Staat de wet tussen
droom en daad?
Actieve openbaarheid van bouwdossiers
Het auteursrecht in het digitale tijdperk
Teun de Reijke, Theo Vermeer
Actieve openbaarheid doet de laatste jaren haar entree in het
werkveld van de Nederlandse archivaris. Steeds vaker worden
archiefbescheiden (voor zover nodig) gedigitaliseerd en op
het internet gepubliceerd. Zo ook bouwdossiers. Op zich een
mooi streven: de vaak intensief geraadpleegde originelen
worden gespaard en de archiefconsument is niet langer
gebonden aan openingstijden van de studiezaal. Kan dat
zomaar wel? De droom is zoveel mogelijk archiefbescheiden
online beschikbaar te plaatsen, de daad is: zoveel mogelijk uit
deze gedigitaliseerde archiefbescheiden publiceren. Maar,
om Willem Elsschot te parafraseren, staat daar niet de wet
tussenin, zoals de Auteurswet?
Het auteursrecht: wie heeft er nog nooit iets over
gehoord of van gezien? We kennen allemaal dat c'tje met een
rondje eromheen: Kort samengevat houdt het auteursrecht
in dat de auteur van een 'voldoende creatief werk van
wetenschap, letterkunde of kunst, dat zintuiglijk waarneembaar
is en niet vervaardigd is om een technisch effect te verkrijgen',
het alleenrecht heeft om dat werk te verveelvoudigen.

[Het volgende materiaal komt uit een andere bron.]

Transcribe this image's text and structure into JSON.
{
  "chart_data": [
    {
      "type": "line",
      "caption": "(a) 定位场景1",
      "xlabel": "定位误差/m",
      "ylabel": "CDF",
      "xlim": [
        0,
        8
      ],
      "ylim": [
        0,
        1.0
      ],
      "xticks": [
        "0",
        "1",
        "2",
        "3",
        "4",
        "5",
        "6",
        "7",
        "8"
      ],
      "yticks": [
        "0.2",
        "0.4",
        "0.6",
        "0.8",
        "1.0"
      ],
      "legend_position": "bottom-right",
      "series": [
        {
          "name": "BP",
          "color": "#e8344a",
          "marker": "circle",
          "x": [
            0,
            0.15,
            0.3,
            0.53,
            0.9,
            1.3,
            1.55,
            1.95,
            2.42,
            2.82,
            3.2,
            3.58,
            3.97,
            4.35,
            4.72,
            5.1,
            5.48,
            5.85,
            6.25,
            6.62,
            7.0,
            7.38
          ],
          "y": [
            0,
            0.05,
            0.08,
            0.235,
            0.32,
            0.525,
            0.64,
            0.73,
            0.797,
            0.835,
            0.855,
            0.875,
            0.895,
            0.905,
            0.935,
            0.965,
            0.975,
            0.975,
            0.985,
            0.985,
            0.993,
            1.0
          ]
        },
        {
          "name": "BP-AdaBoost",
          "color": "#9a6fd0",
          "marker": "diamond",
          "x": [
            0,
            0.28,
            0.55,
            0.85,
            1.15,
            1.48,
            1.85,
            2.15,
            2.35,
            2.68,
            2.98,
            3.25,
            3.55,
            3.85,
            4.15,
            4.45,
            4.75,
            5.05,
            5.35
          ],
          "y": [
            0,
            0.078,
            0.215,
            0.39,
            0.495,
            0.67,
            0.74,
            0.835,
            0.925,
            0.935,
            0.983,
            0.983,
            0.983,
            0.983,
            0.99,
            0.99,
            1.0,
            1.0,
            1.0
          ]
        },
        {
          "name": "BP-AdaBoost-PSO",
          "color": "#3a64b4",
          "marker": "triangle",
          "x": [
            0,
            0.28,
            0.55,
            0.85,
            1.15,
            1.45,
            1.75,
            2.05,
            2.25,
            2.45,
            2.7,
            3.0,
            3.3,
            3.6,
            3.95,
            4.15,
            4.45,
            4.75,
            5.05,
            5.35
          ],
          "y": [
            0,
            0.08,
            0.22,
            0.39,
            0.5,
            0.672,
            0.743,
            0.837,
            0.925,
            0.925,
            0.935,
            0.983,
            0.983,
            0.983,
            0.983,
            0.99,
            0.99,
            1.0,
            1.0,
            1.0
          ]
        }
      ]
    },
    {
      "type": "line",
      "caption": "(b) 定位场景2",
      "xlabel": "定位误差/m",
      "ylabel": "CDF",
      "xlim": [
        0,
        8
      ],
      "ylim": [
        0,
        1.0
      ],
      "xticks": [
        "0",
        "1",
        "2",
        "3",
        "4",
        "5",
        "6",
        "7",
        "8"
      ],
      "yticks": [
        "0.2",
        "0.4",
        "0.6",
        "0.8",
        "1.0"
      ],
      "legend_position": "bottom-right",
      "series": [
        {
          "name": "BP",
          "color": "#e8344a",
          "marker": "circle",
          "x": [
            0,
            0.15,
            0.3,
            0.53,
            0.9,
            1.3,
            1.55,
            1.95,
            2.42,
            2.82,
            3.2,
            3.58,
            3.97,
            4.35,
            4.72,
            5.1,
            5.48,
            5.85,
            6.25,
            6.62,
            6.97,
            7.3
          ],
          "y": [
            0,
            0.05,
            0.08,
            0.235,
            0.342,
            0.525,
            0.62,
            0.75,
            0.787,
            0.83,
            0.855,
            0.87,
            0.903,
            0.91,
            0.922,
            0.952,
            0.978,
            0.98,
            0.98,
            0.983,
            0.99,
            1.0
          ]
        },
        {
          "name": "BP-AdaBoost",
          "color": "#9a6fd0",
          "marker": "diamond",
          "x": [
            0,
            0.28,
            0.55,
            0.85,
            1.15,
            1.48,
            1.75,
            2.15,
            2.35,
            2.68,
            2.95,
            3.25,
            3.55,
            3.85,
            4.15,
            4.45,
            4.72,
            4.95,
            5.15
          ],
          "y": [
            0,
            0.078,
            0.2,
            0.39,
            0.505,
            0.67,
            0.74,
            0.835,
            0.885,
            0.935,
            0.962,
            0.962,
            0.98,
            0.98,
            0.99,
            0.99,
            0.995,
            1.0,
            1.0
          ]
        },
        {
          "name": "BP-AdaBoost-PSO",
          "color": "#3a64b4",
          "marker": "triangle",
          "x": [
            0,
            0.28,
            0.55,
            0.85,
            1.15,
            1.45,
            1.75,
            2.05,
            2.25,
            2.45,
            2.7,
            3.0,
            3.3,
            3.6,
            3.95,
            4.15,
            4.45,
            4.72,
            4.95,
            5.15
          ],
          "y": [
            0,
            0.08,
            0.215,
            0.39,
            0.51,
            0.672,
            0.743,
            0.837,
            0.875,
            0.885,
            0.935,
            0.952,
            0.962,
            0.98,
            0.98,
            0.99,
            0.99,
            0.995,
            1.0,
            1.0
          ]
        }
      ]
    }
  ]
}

Dit beginsel is verankerd in artikel 1 van de Auteurswet. Men
mag dus niet zomaar met andermans beschermde werk
'aan de haal' gaan. Ook de archivaris niet, die van plan is om
bouwdossiers met daarin bouwtekeningen actief openbaar
te maken op het internet. Het auteursrecht behelst economische
bescherming van de auteur. Het moet voor hem of haar
economisch aantrekkelijk blijven om een werk, zoals
bijvoorbeeld een boek of een bouwtekening, te creëren.
Uiteraard zijn er uitzonderingen mogelijk op het auteurs
recht, uitzonderingen die het mogelijk maken om bouwdossiers
actief openbaar te maken. Het meest bekende voorbeeld is
nog wel de licentie, een overeenkomst tussen auteursrecht
hebbende en derde, waarmee de rechthebbende toestemming
verleent voor reproductie van zijn of haar werk voor een bepaald
doel- einde. C.J. Loonstra en G.W. van der Voet geven hier in
hun Rechtsoriëntatie (2008) een toelichting op. Een voorbeeld is
de auteur van een manuscript die een overeenkomst treft met
een uitgever. Zo zijn er ook andere uitzonderingen mogelijk,
waarbij niet eens de toestemming nodig is van de auteurs
rechthebbende of diens rechtverkrijgenden (het auteursrecht
is namelijk vererfbaar en bestaat tot 1 januari volgend op het 70e
jaar na overlijden van de auteur). Zo mogen archiefinstellingen,
musea en bibliotheken bijvoorbeeld auteursrechtelijk
beschermde werken presenteren op terminals in hun gebouwen.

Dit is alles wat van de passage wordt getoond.